Ah, but who cares? Not Al. Not Dubya. Not you. Not me. I just want to know what size my tax cut will be.

Don't worry about the kids, they'll be fine. Kids are resilient; they'll get over having rarely seen their parents over the course of their upbringing. Just make sure Grandma has a prescription drug plan.

The Seinfeld election

It shouldn't have been my job to spend the last year whining about the sad state of American politics. On the brink of the new millennium, with the whole world having changed in a heartbeat, it should have been my job to report on the vision laid out by the presidential candidates and perhaps speculate on what the founders would have made of our current situation. In a big election year, journalists should serve as continuing ed teachers, chronicling the national journey. But if we're to do that, we need more to write about than a horse race. We need candidates with convictions they're not afraid to share, politicians who can paint us a picture of the world they want to live in.

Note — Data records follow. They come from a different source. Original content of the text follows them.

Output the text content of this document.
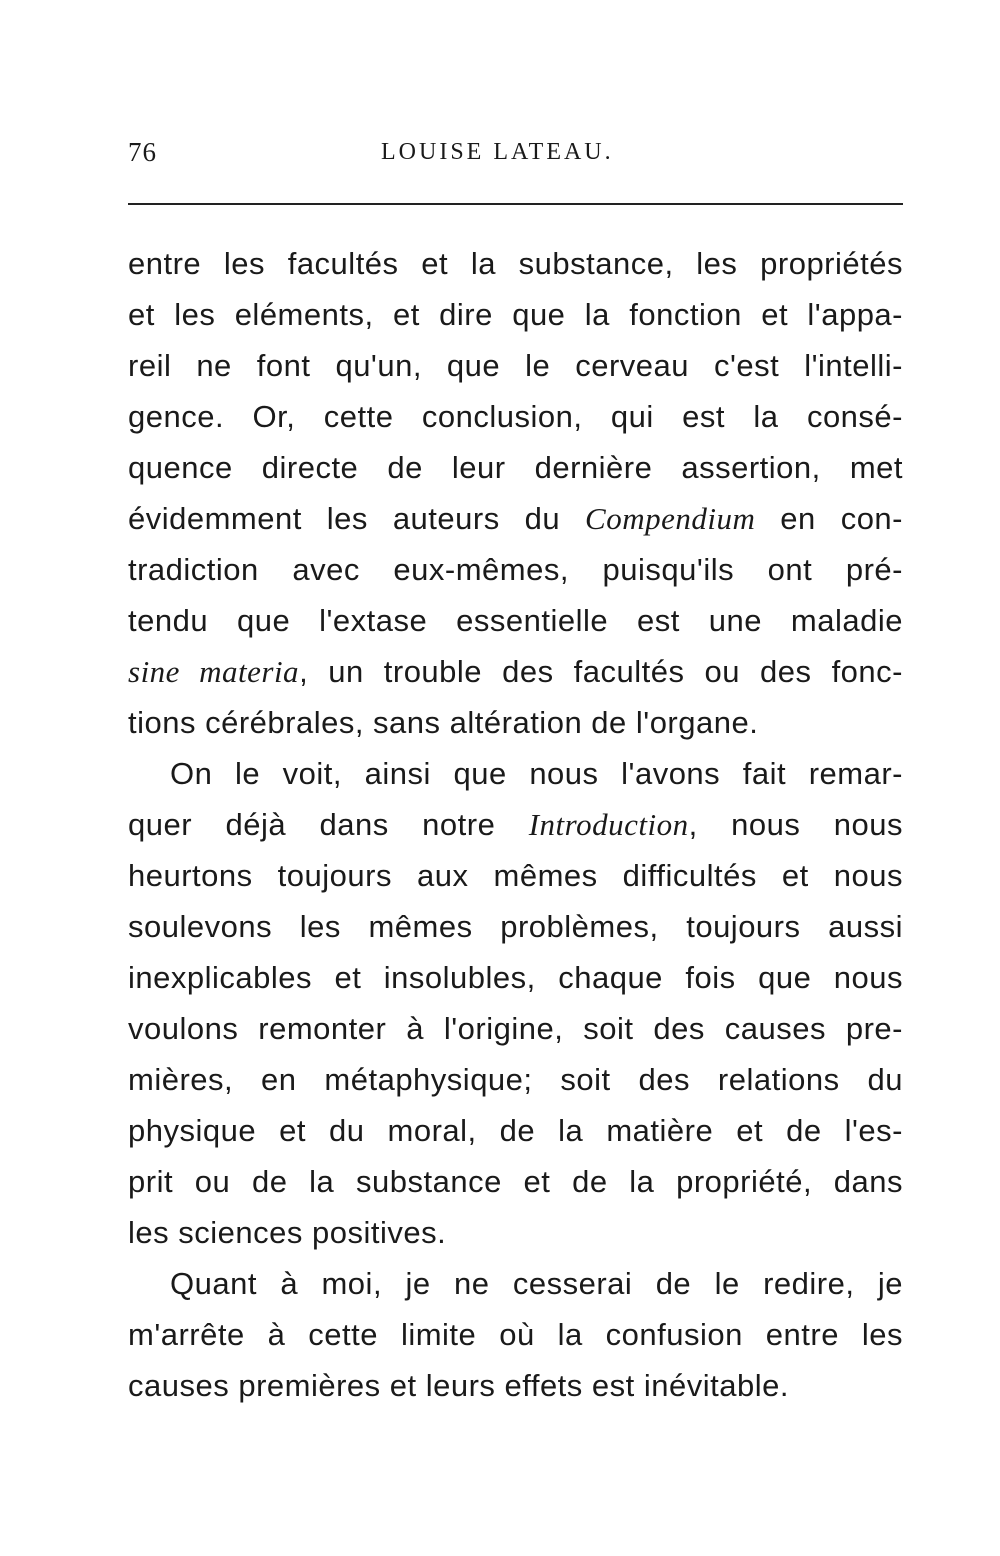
76	LOUISE LATEAU.
entre les facultés et la substance, les propriétés
et les eléments, et dire que la fonction et l'appa-
reil ne font qu'un, que le cerveau c'est l'intelli-
gence. Or, cette conclusion, qui est la consé-
quence directe de leur dernière assertion, met
évidemment les auteurs du Compendium en con-
tradiction avec eux-mêmes, puisqu'ils ont pré-
tendu que l'extase essentielle est une maladie
sine materia, un trouble des facultés ou des fonc-
tions cérébrales, sans altération de l'organe.
On le voit, ainsi que nous l'avons fait remar-
quer déjà dans notre Introduction, nous nous
heurtons toujours aux mêmes difficultés et nous
soulevons les mêmes problèmes, toujours aussi
inexplicables et insolubles, chaque fois que nous
voulons remonter à l'origine, soit des causes pre-
mières, en métaphysique; soit des relations du
physique et du moral, de la matière et de l'es-
prit ou de la substance et de la propriété, dans
les sciences positives.
Quant à moi, je ne cesserai de le redire, je
m'arrête à cette limite où la confusion entre les
causes premières et leurs effets est inévitable.
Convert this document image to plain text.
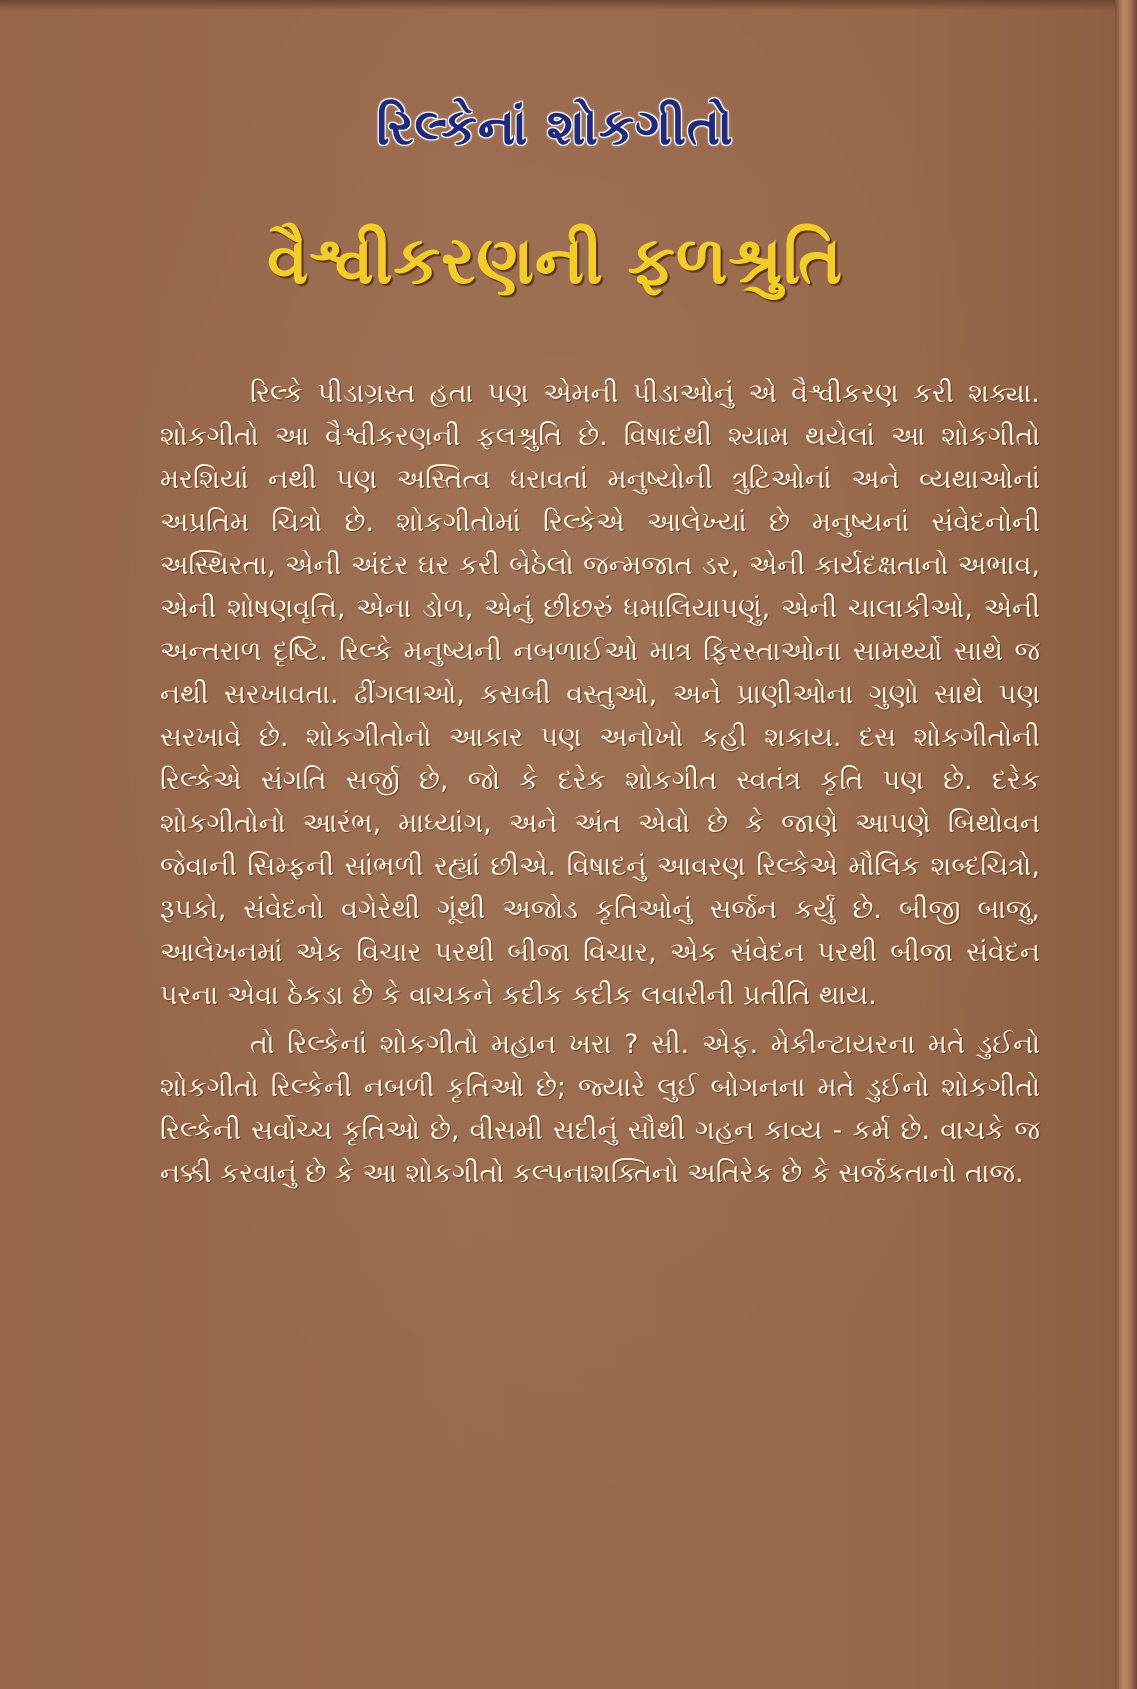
રિલ્કેનાં શોકગીતો
વૈશ્વીકરણની ફળશ્રુતિ

રિલ્કે પીડાગ્રસ્ત હતા પણ એમની પીડાઓનું એ વૈશ્વીકરણ કરી શક્યા. શોકગીતો આ વૈશ્વીકરણની ફલશ્રુતિ છે. વિષાદથી શ્યામ થયેલાં આ શોકગીતો મરશિયાં નથી પણ અસ્તિત્વ ધરાવતાં મનુષ્યોની ત્રુટિઓનાં અને વ્યથાઓનાં અપ્રતિમ ચિત્રો છે. શોકગીતોમાં રિલ્કેએ આલેખ્યાં છે મનુષ્યનાં સંવેદનોની અસ્થિરતા, એની અંદર ઘર કરી બેઠેલો જન્મજાત ડર, એની કાર્યદક્ષતાનો અભાવ, એની શોષણવૃત્તિ, એના ડોળ, એનું છીછરું ધમાલિયાપણું, એની ચાલાકીઓ, એની અન્તરાળ દૃષ્ટિ. રિલ્કે મનુષ્યની નબળાઈઓ માત્ર ફિરસ્તાઓના સામર્થ્યો સાથે જ નથી સરખાવતા. ઢીંગલાઓ, કસબી વસ્તુઓ, અને પ્રાણીઓના ગુણો સાથે પણ સરખાવે છે. શોકગીતોનો આકાર પણ અનોખો કહી શકાય. દસ શોકગીતોની રિલ્કેએ સંગતિ સર્જી છે, જો કે દરેક શોકગીત સ્વતંત્ર કૃતિ પણ છે. દરેક શોકગીતોનો આરંભ, માધ્યાંગ, અને અંત એવો છે કે જાણે આપણે બિથોવન જેવાની સિમ્ફની સાંભળી રહ્યાં છીએ. વિષાદનું આવરણ રિલ્કેએ મૌલિક શબ્દચિત્રો, રૂપકો, સંવેદનો વગેરેથી ગૂંથી અજોડ કૃતિઓનું સર્જન કર્યું છે. બીજી બાજુ, આલેખનમાં એક વિચાર પરથી બીજા વિચાર, એક સંવેદન પરથી બીજા સંવેદન પરના એવા ઠેકડા છે કે વાચકને કદીક કદીક લવારીની પ્રતીતિ થાય.

તો રિલ્કેનાં શોકગીતો મહાન ખરા ? સી. એફ. મેકીન્ટાયરના મતે ડુઈનો શોકગીતો રિલ્કેની નબળી કૃતિઓ છે; જ્યારે લુઈ બોગનના મતે ડુઈનો શોકગીતો રિલ્કેની સર્વોચ્ચ કૃતિઓ છે, વીસમી સદીનું સૌથી ગહન કાવ્ય - કર્મ છે. વાચકે જ નક્કી કરવાનું છે કે આ શોકગીતો કલ્પનાશક્તિનો અતિરેક છે કે સર્જકતાનો તાજ.
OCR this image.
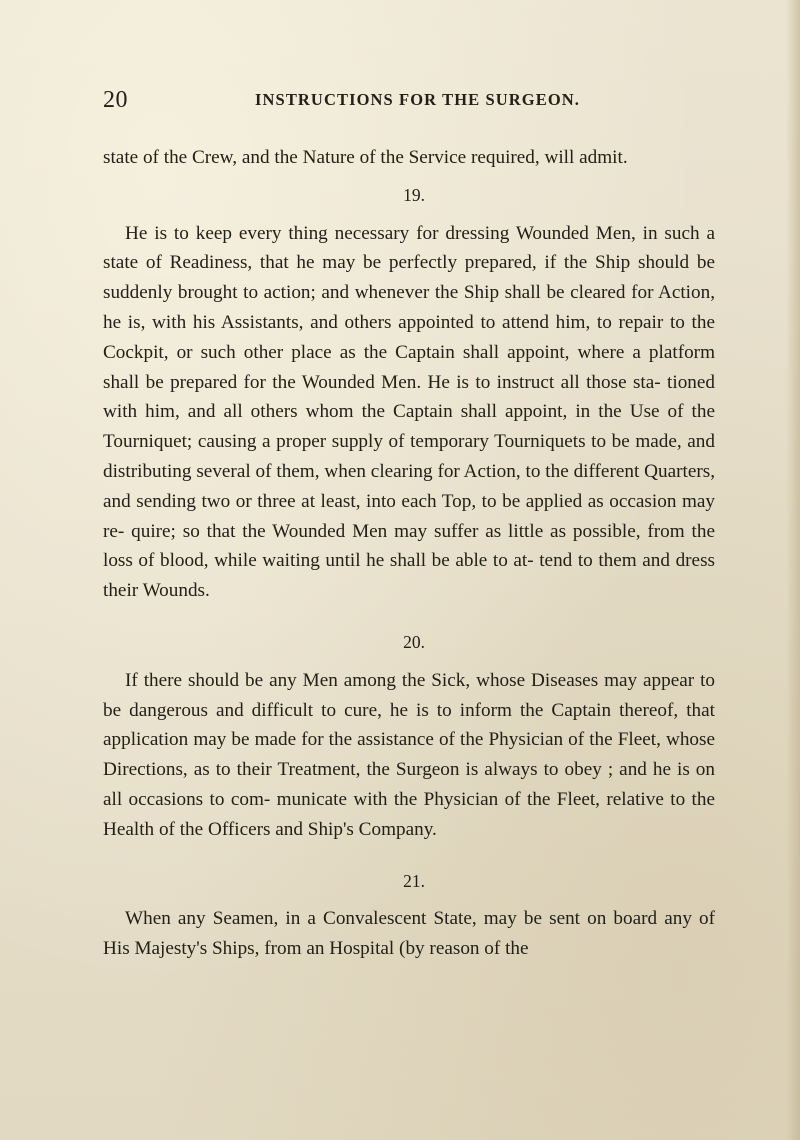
20	INSTRUCTIONS FOR THE SURGEON.

state of the Crew, and the Nature of the Service required, will admit.

19.

He is to keep every thing necessary for dressing Wounded Men, in such a state of Readiness, that he may be perfectly prepared, if the Ship should be suddenly brought to action; and whenever the Ship shall be cleared for Action, he is, with his Assistants, and others appointed to attend him, to repair to the Cockpit, or such other place as the Captain shall appoint, where a platform shall be prepared for the Wounded Men. He is to instruct all those sta- tioned with him, and all others whom the Captain shall appoint, in the Use of the Tourniquet; causing a proper supply of temporary Tourniquets to be made, and distributing several of them, when clearing for Action, to the different Quarters, and sending two or three at least, into each Top, to be applied as occasion may re- quire; so that the Wounded Men may suffer as little as possible, from the loss of blood, while waiting until he shall be able to at- tend to them and dress their Wounds.

20.

If there should be any Men among the Sick, whose Diseases may appear to be dangerous and difficult to cure, he is to inform the Captain thereof, that application may be made for the assistance of the Physician of the Fleet, whose Directions, as to their Treatment, the Surgeon is always to obey ; and he is on all occasions to com- municate with the Physician of the Fleet, relative to the Health of the Officers and Ship's Company.

21.

When any Seamen, in a Convalescent State, may be sent on board any of His Majesty's Ships, from an Hospital (by reason of the
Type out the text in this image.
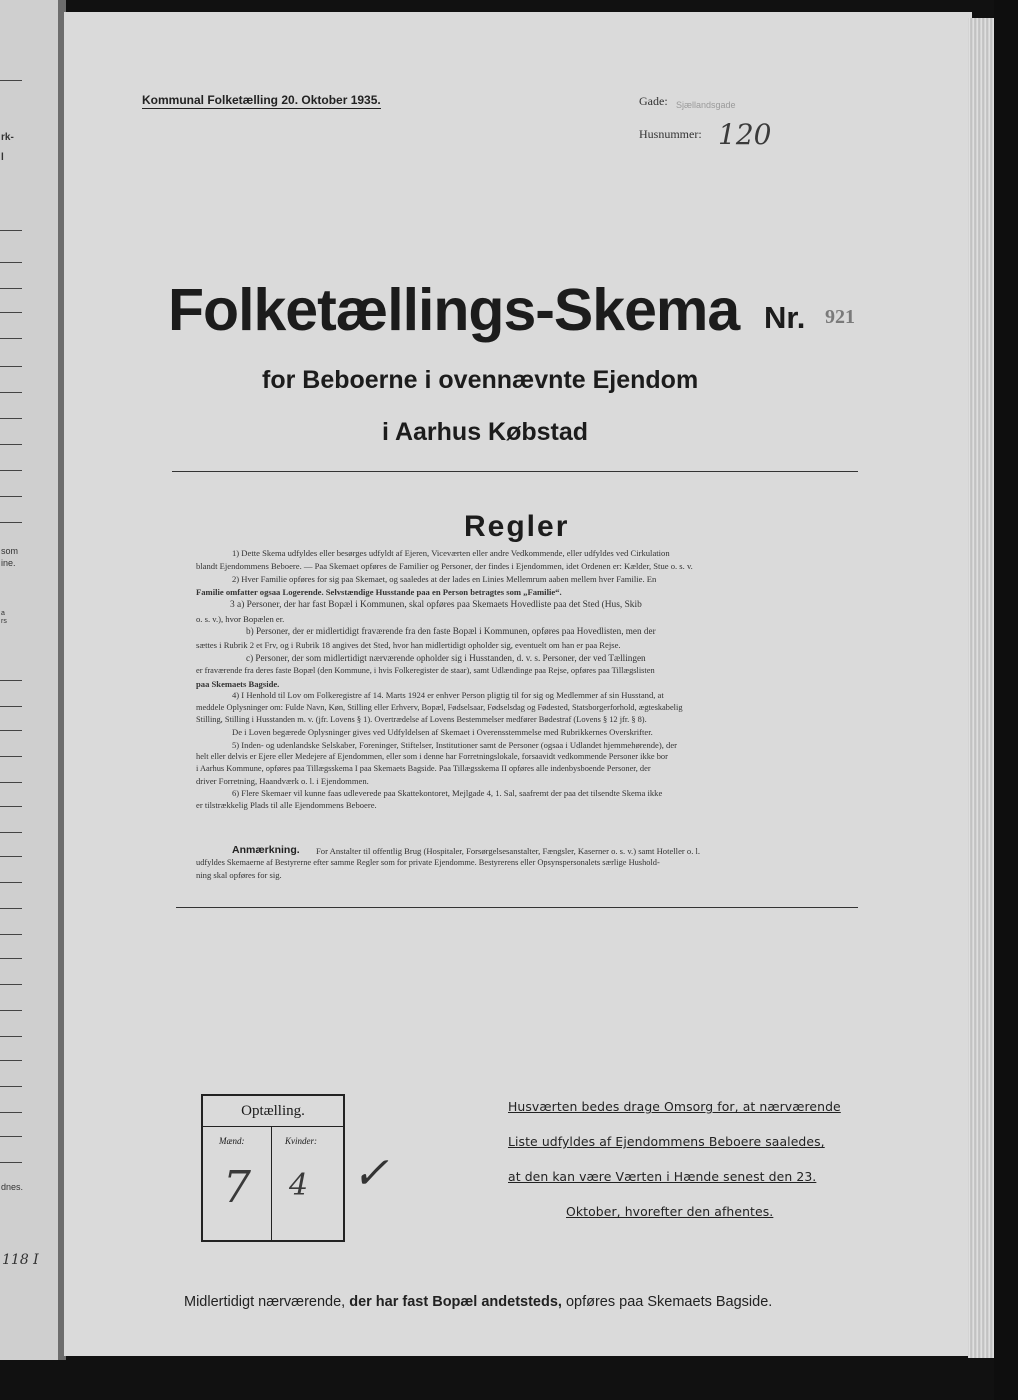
rk-
l
som
ine.
a
rs
dnes.
118 I
Kommunal Folketælling 20. Oktober 1935.	Gade: Sjællandsgade
Husnummer: 120
Folketællings-Skema Nr. 921
for Beboerne i ovennævnte Ejendom
i Aarhus Købstad
Regler
1) Dette Skema udfyldes eller besørges udfyldt af Ejeren, Viceværten eller andre Vedkommende, eller udfyldes ved Cirkulation
blandt Ejendommens Beboere. — Paa Skemaet opføres de Familier og Personer, der findes i Ejendommen, idet Ordenen er: Kælder, Stue o. s. v.
2) Hver Familie opføres for sig paa Skemaet, og saaledes at der lades en Linies Mellemrum aaben mellem hver Familie. En
Familie omfatter ogsaa Logerende. Selvstændige Husstande paa en Person betragtes som „Familie“.
3 a) Personer, der har fast Bopæl i Kommunen, skal opføres paa Skemaets Hovedliste paa det Sted (Hus, Skib
o. s. v.), hvor Bopælen er.
b) Personer, der er midlertidigt fraværende fra den faste Bopæl i Kommunen, opføres paa Hovedlisten, men der
sættes i Rubrik 2 et Frv, og i Rubrik 18 angives det Sted, hvor han midlertidigt opholder sig, eventuelt om han er paa Rejse.
c) Personer, der som midlertidigt nærværende opholder sig i Husstanden, d. v. s. Personer, der ved Tællingen
er fraværende fra deres faste Bopæl (den Kommune, i hvis Folkeregister de staar), samt Udlændinge paa Rejse, opføres paa Tillægslisten
paa Skemaets Bagside.
4) I Henhold til Lov om Folkeregistre af 14. Marts 1924 er enhver Person pligtig til for sig og Medlemmer af sin Husstand, at
meddele Oplysninger om: Fulde Navn, Køn, Stilling eller Erhverv, Bopæl, Fødselsaar, Fødselsdag og Fødested, Statsborgerforhold, ægteskabelig
Stilling, Stilling i Husstanden m. v. (jfr. Lovens § 1). Overtrædelse af Lovens Bestemmelser medfører Bødestraf (Lovens § 12 jfr. § 8).
De i Loven begærede Oplysninger gives ved Udfyldelsen af Skemaet i Overensstemmelse med Rubrikkernes Overskrifter.
5) Inden- og udenlandske Selskaber, Foreninger, Stiftelser, Institutioner samt de Personer (ogsaa i Udlandet hjemmehørende), der
helt eller delvis er Ejere eller Medejere af Ejendommen, eller som i denne har Forretningslokale, forsaavidt vedkommende Personer ikke bor
i Aarhus Kommune, opføres paa Tillægsskema I paa Skemaets Bagside. Paa Tillægsskema II opføres alle indenbysboende Personer, der
driver Forretning, Haandværk o. l. i Ejendommen.
6) Flere Skemaer vil kunne faas udleverede paa Skattekontoret, Mejlgade 4, 1. Sal, saafremt der paa det tilsendte Skema ikke
er tilstrækkelig Plads til alle Ejendommens Beboere.
Anmærkning. For Anstalter til offentlig Brug (Hospitaler, Forsørgelsesanstalter, Fængsler, Kaserner o. s. v.) samt Hoteller o. l.
udfyldes Skemaerne af Bestyrerne efter samme Regler som for private Ejendomme. Bestyrerens eller Opsynspersonalets særlige Hushold-
ning skal opføres for sig.
Optælling.
Mænd:	Kvinder:
7 4 ✓
Husværten bedes drage Omsorg for, at nærværende
Liste udfyldes af Ejendommens Beboere saaledes,
at den kan være Værten i Hænde senest den 23.
Oktober, hvorefter den afhentes.
Midlertidigt nærværende, der har fast Bopæl andetsteds, opføres paa Skemaets Bagside.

In 1996, Patrick J. Buchanan made us fulfill that role. As he called the big questions, duty called us to explore them, and many voters reveled in the debate. Now in 2000, there's much more ado in the political arena about which nothing is written, while hundreds of column inches are devoted to the latest polls and the candidates' family dramas. With the Supreme Court and an amorphous economy's future in the balance, Americans see the most important presidential contest of the last 30 years as the Seinfeld election--a campaign about nothing.